Torch more than just crème brûlée with this handy kitchen tool

If you've ever made crème brûlée — that classic French custard with a caramelized, cracked-sugar lid — at home, you've likely had to purchase a special piece of equipment for that final sugar-burning step: a kitchen torch. A small, butane-powered torch that's effective at directing a blast of heat at items such as those crème brûlées as well as meringues and even casseroles (via Delighted Cooking), this handy tool is a great one to have in your arsenal for charring vegetables, as well.

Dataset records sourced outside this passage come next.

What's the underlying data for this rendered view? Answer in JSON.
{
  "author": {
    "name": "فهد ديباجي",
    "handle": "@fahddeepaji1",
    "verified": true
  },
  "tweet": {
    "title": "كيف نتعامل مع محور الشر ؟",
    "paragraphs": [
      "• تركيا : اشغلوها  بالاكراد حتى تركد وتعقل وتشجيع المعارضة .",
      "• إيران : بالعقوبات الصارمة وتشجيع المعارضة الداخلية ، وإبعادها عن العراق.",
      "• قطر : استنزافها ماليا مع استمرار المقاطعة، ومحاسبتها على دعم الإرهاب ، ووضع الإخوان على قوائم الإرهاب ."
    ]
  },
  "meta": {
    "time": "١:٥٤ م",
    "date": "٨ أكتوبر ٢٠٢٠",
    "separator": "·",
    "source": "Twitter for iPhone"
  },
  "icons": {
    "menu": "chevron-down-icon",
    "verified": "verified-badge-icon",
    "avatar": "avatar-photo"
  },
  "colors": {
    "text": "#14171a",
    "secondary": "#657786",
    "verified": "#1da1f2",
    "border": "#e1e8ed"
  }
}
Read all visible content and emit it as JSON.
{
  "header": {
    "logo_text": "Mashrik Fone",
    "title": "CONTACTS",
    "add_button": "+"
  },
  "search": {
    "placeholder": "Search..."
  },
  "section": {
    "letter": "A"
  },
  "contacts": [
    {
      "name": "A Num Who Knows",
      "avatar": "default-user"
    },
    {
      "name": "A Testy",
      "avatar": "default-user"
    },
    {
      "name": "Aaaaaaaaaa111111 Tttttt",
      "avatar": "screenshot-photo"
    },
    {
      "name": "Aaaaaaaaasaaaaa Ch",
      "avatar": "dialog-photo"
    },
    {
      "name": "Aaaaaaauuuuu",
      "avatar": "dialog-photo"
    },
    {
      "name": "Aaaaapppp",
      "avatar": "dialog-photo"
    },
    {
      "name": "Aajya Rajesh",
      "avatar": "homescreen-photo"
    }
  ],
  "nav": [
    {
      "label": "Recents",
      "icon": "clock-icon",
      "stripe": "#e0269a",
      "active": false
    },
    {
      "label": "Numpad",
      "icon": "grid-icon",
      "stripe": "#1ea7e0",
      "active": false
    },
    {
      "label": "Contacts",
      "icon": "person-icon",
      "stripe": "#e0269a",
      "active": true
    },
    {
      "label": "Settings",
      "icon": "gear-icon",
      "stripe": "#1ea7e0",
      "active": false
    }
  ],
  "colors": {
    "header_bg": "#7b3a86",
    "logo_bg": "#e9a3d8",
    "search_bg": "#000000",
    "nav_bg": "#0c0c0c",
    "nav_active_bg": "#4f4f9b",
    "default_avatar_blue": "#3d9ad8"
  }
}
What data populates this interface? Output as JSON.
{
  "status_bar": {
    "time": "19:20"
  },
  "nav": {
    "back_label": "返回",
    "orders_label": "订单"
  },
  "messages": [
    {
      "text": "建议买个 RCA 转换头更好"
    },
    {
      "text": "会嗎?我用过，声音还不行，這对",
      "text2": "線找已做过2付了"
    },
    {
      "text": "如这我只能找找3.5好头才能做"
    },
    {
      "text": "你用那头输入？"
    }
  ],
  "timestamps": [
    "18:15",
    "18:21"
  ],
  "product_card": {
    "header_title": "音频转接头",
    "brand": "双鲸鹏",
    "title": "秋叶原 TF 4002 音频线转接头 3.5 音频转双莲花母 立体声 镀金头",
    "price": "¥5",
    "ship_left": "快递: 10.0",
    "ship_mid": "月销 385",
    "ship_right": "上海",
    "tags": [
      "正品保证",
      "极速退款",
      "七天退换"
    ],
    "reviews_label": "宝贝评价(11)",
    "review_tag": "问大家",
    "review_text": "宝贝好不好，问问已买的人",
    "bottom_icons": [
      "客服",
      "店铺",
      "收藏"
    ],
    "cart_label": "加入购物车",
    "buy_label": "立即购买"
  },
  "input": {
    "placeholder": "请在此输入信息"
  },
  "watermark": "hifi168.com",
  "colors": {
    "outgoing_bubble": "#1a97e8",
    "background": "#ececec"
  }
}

The Takeout explains that a kitchen torch can be a faster way to charred vegetable goodness when employed in tandem with your stovetop burner. The outlet recommends taking a bell pepper, for example, and charring it right over the burner; As one side of the pepper is exposed to the burner, you can use the torch to char the other side. As you rotate the pepper over the flame, the torch can spot-treat any areas that didn't char yet, taking you to roasted pepper land — and subsequent destinations of salsa, romesco sauce, and pimento cheese — that much faster.